Members from the Organization of Petroleum Exporting Countries intend to meet with other producers between March 20 and April 1, Russian Energy Minister Alexander Novak said on Russian state television March 4. There hasn’t been your final decision on timing and placement, according to Novak.
Saudi Arabia, Russia, Qatar and Venezuela decided on Feb. 16 in Doha that they would freeze production, if other producers followed suit, in an effort to tackle the worldwide oversupply.
Many people think that we might have experienced the worst from it.
“Many people believe that we might have experienced the worst of it,” said Bart Melek, head of commodity strategy at TD Securities in Toronto. “There has been pretty significant declines in U.S. production. There’s hope that soon an OPEC agreement can come.”
The premium of December WTI puts over calls shrank Friday to the minimum since Jan. 25, and a an index measuring volatility in the largest oil exchange-traded fund has dropped towards the lowest in almost two months.
Speculators’ short positions in WTI fell by 25,639 contracts of futures and options combined to 150,718, the largest decline since April 21, CFTC data show.
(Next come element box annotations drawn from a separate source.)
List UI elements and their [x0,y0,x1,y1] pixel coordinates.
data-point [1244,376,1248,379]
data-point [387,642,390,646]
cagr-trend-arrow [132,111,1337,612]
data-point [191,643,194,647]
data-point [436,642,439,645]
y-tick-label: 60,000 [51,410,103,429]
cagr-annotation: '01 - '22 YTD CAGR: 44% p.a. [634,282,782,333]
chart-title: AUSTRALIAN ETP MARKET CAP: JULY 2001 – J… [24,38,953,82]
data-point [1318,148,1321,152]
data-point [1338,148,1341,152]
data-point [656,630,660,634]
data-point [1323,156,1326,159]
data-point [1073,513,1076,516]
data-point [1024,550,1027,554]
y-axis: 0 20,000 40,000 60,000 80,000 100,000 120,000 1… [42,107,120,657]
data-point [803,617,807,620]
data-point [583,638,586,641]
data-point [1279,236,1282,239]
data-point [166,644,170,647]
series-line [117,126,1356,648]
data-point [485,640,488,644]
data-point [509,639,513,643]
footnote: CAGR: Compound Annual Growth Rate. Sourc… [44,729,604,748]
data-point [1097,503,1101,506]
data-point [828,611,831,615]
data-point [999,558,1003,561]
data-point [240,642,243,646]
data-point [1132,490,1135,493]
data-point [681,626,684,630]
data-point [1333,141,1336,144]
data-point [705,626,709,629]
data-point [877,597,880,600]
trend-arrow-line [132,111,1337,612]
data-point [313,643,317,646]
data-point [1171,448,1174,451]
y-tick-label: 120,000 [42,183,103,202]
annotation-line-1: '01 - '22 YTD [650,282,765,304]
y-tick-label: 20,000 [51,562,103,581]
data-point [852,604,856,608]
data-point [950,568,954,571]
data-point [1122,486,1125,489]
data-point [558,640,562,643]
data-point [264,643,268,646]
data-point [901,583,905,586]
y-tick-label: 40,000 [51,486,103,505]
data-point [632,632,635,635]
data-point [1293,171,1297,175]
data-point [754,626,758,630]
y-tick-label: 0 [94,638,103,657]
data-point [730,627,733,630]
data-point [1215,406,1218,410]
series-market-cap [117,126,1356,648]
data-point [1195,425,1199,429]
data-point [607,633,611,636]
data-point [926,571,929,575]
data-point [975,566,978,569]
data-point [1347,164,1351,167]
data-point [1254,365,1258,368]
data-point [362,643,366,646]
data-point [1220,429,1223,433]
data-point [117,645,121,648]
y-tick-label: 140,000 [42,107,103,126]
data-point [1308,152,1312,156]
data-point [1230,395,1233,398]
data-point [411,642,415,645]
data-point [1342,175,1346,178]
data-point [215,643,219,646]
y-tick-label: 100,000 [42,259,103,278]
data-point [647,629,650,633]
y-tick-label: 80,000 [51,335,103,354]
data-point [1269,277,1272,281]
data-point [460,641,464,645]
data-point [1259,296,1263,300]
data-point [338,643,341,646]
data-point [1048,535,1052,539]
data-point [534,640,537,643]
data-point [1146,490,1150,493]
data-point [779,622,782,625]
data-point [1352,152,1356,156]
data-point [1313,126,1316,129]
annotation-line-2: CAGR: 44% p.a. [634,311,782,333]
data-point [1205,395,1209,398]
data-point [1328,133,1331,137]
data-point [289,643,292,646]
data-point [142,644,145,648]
Longs, or bets on rising prices, fell by 753. The exodus of bearish bets resulted in a 24,886-contract jump in the net-long position.
In other markets, net bearish wagers on U.S. ultra low sulfur diesel rose by 2,801 contracts. Diesel futures climbed 7.6 % at that time. Net bullish bets on Nymex gasoline climbed 5,534 contracts as front-month futures gained 35 %.
Prices climbed even as U.S. crude supplies increased by 10.4 million barrels in the week ended Feb. 26 to 518 million, based on the EIA. That’s the highest level since 1930.
“The market is ignoring the builds in U.S. supplies,” said Phil Flynn, senior market analyst in the Price Futures Group in Chicago. “The marketplace is beginning to realize there will be a production freeze otherwise a cut. The mood is different.”